Non si è però spiegato perché quell'industrializzazione sia stata limitata solo a determinate aree geografiche. Si trattò di un caso o di una precisa scelta strategica? E, per esempio, Mongiana (Calabria), una delle migliori industrie siderurgiche d'Europa, con 1.200 operai all'attivo, chiusa all'indomani dell'Unità, non rientrava forse in quella politica industriale che prevedeva, fin dall'unificazione, che un'area del paese dovesse produrre i beni ed un'altra li dovesse consumare? E tale industrializzazione non ha avuto bisogno di un sistema infrastrutturale (viario, ferroviario, portuale, energetico, ecc…) che si è infatti realizzato al Nord e non al Sud? E non continua ad averne bisogno ancora oggi? Senza dire che, dal punto di vista industriale, non è vero che, al 1861, esisteva un divario tra Nord e Sud. «La percentuale di popolazione attiva addetta all'industria era superiore al Sud che al Nord», ha scritto Amedeo Lepore. Nel 1856, alla Mostra di Parigi, il Regno delle Due Sicilie veniva premiato come paese più industrializzato d'Italia. E, come hanno dimostrato Daniele e Malanima, i dati sui saggi salariali a Nord e a Sud, sia urbani che rurali, non rivelavano, al 1861, sostanziali differenze.

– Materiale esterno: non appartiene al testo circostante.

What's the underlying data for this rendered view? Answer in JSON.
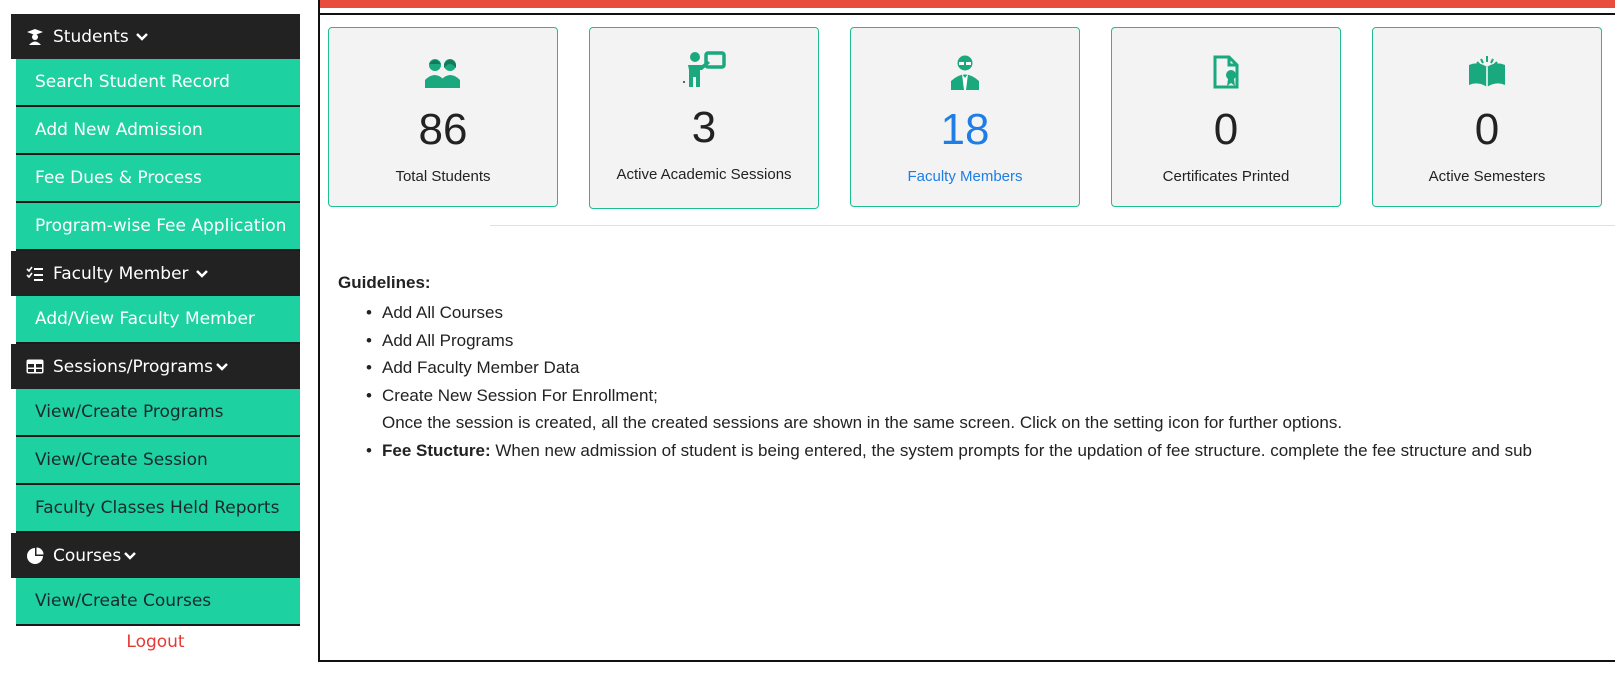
{
  "sidebar": {
    "students": {
      "header": "Students",
      "items": [
        "Search Student Record",
        "Add New Admission",
        "Fee Dues & Process",
        "Program-wise Fee Application"
      ]
    },
    "faculty": {
      "header": "Faculty Member",
      "items": [
        "Add/View Faculty Member"
      ]
    },
    "sessions": {
      "header": "Sessions/Programs",
      "items": [
        "View/Create Programs",
        "View/Create Session",
        "Faculty Classes Held Reports"
      ]
    },
    "courses": {
      "header": "Courses",
      "items": [
        "View/Create Courses"
      ]
    },
    "logout": "Logout"
  },
  "colors": {
    "accent_green": "#1dd1a1",
    "header_dark": "#222222",
    "topbar_red": "#e84c3d",
    "link_blue": "#1e7ee6",
    "logout_red": "#e53935"
  },
  "cards": [
    {
      "icon": "students-icon",
      "value": "86",
      "label": "Total Students"
    },
    {
      "icon": "teacher-board-icon",
      "value": "3",
      "label": "Active Academic Sessions"
    },
    {
      "icon": "faculty-icon",
      "value": "18",
      "label": "Faculty Members"
    },
    {
      "icon": "certificate-icon",
      "value": "0",
      "label": "Certificates Printed"
    },
    {
      "icon": "book-icon",
      "value": "0",
      "label": "Active Semesters"
    }
  ],
  "guidelines": {
    "title": "Guidelines:",
    "items": [
      "Add All Courses",
      "Add All Programs",
      "Add Faculty Member Data",
      "Create New Session For Enrollment;"
    ],
    "session_note": "Once the session is created, all the created sessions are shown in the same screen. Click on the setting icon for further options.",
    "fee_bold": "Fee Stucture:",
    "fee_text": " When new admission of student is being entered, the system prompts for the updation of fee structure. complete the fee structure and sub"
  }
}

Tutto questo per dire che, sul piano industriale e infrastrutturale, sono state le scelte di politica economica post-unitarie a gettare le basi di quel divario che, inevitabilmente, ci portiamo appresso.
Il fascismo ha fatto solo il resto: da un lato, creando coi soldi pubblici l'IRI per salvare dalla crisi le grandi industrie del Nord e, dall'altro, obbligando, per esempio, i siciliani, che praticavano da tempo l'agricoltura specializzata, a tornare a produrre grano. Né l'Italia Repubblicana ha invertito la tendenza: si confronti quanto è stato speso al Nord e al Sud negli ultimi sessant'anni in scuole, strade, ferrovie, aeroporti, rete energetica, ecc… La tanto vituperata Cassa per il Mezzogiorno spendeva ogni anno solo lo 0,5 per cento del prodotto interno lordo.
Ma c'è un altro aspetto che non viene ricordato abbastanza e che è alla base di quello spaventoso fenomeno che ha svuotato di decine di milioni di persone le terre del Sud e che non si era mai conosciuto fino al 1861. Al Sud l'Unità d'Italia venne realizzata a vantaggio di una ristrettissima cerchia di proprietari terrieri. Lo Stato sabaudo confiscò le terre ecclesiastiche e demaniali e, infischiandosene della massa di contadini che reclamavano un pezzo di terra, le vendette per fare cassa a chi poteva comprarle. Con la conseguenza che una classe di ex gabelloti divenne più ricca e, nonostante le promesse di Garibaldi, venne impedito che nascesse una diffusa classe di piccoli proprietari terrieri. La conclusione drammatica fu la fine degli usi civici: ossia, di quell'istituto che per secoli, all'interno delle terre ecclesiastiche e demaniali, aveva consentito ai contadini di vivere. In conclusione, a volerli conoscere, i fatti dicono che la questione è reale e sentita. E che, i fatti, serve ricostruirli, metterli insieme ed evidenziare come gli uni non si spieghino senza gli altri. Serve soprattutto a capire che per troppo tempo i siciliani sono stati privati di quel complesso di infrastrutture necessario per sottrarsi all'infido giogo dell'assistenzialismo e per esprimere, anche attraverso la fiscalità di vantaggio, quelle energie che, in breve tempo, lo porrebbero al pari di qualunque popolo d'Europa.